Di Formigoni, Cicchitto e Giovanardi che pensa?
«Formigoni ha ritrovato una visibiltà che aveva perduto, Cicchitto ha detto che vuole rifare la Dc, ma che sulla giustizia è d’accordo con Berlusconi».
Fino al giorno prima Formigoni era quello del processo Maugeri per le tangenti sulla sanità lombarda, oggi per la sinistra è un eroe.
«Visto che non ero d’accordo, sono la persona meno idonea a spiegarlo».
Filippo Penati, braccio destro di Pier Luigi Bersani, lo avete cacciato dal Pd senza nemmeno un avviso di garanzia. Formigoni va bene?
«Dopo anni di lezioni di morale impartite dalla sinistra sul tema della legalità, non vorrei che tra un po’ ci dovessimo trovare a votate per la decadenza di Formigoni da senatore».
E politicamente?
«Non c’è dubbio che Formigoni rappresenti un centro di potere e di strategia politica che la sinistra aveva avversato. Tanto quanto Berlusconi».
Adesso a Formigoni dovete essere riconoscenti.
«Non nego che la fine della stagione di un Berlusconi mattatore sia un fatto importante».
Quindi Formigoni va bene perché fa fuori Berlusconi. Conta solo stare al potere.
«Io voglio un antiberlusconismo politico e non psichiatrico. Ma non è che se adesso non c’è più Berlusconi e c’è Formigoni io dica
Wow!”».


Berlusconi non c’è più?
«Chi a sinistra dà Berlusconi per finito, fa il solito errore».

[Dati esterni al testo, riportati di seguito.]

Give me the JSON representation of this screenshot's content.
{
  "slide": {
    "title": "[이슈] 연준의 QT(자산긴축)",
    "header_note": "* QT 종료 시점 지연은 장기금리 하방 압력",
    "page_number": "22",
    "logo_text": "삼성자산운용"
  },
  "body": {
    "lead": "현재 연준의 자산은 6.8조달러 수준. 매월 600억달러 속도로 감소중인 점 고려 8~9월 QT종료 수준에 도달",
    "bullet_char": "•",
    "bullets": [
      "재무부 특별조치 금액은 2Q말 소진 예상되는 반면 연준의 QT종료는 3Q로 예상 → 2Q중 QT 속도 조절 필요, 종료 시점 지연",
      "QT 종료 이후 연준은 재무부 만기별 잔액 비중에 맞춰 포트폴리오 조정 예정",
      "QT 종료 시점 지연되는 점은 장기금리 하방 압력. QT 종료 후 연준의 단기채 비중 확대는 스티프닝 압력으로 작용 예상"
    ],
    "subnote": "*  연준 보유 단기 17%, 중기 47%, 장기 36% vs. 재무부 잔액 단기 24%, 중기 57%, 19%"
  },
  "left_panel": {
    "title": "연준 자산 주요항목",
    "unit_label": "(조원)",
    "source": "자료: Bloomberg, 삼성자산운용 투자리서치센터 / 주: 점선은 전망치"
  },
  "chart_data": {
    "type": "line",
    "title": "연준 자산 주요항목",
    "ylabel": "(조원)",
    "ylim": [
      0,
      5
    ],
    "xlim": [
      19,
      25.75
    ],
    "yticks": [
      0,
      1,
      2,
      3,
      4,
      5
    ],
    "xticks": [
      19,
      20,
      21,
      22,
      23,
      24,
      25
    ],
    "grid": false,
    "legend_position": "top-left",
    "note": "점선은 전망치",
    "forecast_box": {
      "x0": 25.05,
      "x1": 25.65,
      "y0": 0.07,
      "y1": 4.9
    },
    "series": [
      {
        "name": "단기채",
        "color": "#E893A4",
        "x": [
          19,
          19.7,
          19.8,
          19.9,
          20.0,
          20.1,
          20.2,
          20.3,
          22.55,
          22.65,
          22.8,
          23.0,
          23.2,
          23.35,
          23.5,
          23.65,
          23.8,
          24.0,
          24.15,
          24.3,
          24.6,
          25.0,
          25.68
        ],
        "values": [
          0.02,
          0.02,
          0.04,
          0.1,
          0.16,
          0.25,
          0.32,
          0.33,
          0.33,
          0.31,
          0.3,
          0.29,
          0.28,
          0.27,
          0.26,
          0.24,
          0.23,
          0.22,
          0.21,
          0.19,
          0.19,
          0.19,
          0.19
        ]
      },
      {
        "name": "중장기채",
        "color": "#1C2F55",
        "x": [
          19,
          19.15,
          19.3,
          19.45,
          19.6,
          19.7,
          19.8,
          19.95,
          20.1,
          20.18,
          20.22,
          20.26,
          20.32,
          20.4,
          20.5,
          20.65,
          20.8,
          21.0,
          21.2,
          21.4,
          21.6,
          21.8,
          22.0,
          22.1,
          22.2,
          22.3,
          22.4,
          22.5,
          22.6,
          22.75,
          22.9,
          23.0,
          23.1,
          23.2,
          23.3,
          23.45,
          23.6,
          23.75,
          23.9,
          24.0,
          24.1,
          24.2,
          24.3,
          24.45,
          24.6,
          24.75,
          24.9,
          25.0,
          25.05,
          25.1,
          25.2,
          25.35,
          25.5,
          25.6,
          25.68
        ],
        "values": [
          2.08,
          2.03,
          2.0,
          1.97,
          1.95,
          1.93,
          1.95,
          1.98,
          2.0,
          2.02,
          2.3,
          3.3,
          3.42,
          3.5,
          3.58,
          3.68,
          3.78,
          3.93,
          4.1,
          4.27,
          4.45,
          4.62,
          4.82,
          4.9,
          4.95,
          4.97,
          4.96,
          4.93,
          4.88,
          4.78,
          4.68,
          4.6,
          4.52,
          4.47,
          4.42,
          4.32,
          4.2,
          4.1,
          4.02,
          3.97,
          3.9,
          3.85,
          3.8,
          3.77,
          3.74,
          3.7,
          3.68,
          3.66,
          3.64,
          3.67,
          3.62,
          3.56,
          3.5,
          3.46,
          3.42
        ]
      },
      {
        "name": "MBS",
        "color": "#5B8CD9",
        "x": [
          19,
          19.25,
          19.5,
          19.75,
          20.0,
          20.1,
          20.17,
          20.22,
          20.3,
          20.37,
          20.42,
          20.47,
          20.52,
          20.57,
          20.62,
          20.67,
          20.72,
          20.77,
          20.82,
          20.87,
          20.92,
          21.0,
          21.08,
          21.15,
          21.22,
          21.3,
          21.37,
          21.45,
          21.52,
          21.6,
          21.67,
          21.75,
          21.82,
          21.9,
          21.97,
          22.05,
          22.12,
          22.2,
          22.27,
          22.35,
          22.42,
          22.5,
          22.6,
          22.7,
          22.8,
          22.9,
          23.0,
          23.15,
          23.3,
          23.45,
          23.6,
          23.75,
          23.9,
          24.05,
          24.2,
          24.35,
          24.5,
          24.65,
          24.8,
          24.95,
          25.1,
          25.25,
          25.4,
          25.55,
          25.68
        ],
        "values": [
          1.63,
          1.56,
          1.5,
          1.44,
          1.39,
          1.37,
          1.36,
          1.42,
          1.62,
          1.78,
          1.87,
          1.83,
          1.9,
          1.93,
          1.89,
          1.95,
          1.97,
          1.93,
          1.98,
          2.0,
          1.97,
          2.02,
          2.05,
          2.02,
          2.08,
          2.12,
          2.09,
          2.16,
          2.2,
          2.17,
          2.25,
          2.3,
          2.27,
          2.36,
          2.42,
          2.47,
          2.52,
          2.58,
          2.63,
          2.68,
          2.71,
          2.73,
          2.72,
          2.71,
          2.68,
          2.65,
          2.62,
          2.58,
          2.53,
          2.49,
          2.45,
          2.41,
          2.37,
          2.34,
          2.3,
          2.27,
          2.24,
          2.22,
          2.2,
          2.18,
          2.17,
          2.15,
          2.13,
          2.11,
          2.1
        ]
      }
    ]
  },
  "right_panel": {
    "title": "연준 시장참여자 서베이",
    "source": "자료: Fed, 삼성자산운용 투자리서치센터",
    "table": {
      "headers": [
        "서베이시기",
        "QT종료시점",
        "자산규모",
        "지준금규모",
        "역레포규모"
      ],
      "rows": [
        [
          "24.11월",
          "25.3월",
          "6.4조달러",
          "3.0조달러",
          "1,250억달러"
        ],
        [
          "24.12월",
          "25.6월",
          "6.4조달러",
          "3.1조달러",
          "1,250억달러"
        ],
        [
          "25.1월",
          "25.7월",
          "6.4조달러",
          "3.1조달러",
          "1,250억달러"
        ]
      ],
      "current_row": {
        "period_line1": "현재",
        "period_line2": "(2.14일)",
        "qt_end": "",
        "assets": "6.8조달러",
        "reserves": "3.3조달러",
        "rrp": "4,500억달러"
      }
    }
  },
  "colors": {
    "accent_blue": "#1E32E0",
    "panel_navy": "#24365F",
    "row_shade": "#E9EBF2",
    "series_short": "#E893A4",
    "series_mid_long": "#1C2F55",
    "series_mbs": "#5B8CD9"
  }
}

I governi si fanno senza votare, in Italia la democrazia è commissariata?
«Stiamo molto attenti con le parole. Siamo in questa situazione dal 2011, quasi le elezioni fossero un equivoco. Non la democrazia, ma magari è sospesa quell’alternanza democratica tra destra e sinistra che farebbe tanto bene al Paese».
Il discorso alle Camere del premier Letta?
«Gli ho sentito dire che dopo la fiducia c’è una maggioranza politica coesa. Con Giovanardi? Io non mi posso certo confondere con Formigoni».
Si è votata una fiducia in parlamento. Siete alleati.
«Senza cattiveria o polemica, perché poi mi crocifiggono come sempre, se vogliono far rinascere la Dc si voti. Scelgano il simbolo e si confrontino con la sinistra. Vediamo chi vince».
Non è così?
«Oggi la si fa rinascere in parlamento usando i voti degli altri. Non è bello. Non è un patto con gli elettori, ma altro».
Il governo durerà?
«Letta vuol durare ben oltre il semestre europeo dell’Italia nel 2014».
Che sinistra vuole lei?

«La via d’uscita sono congressi di partito ed elezioni. Meno Palazzo e più piazza».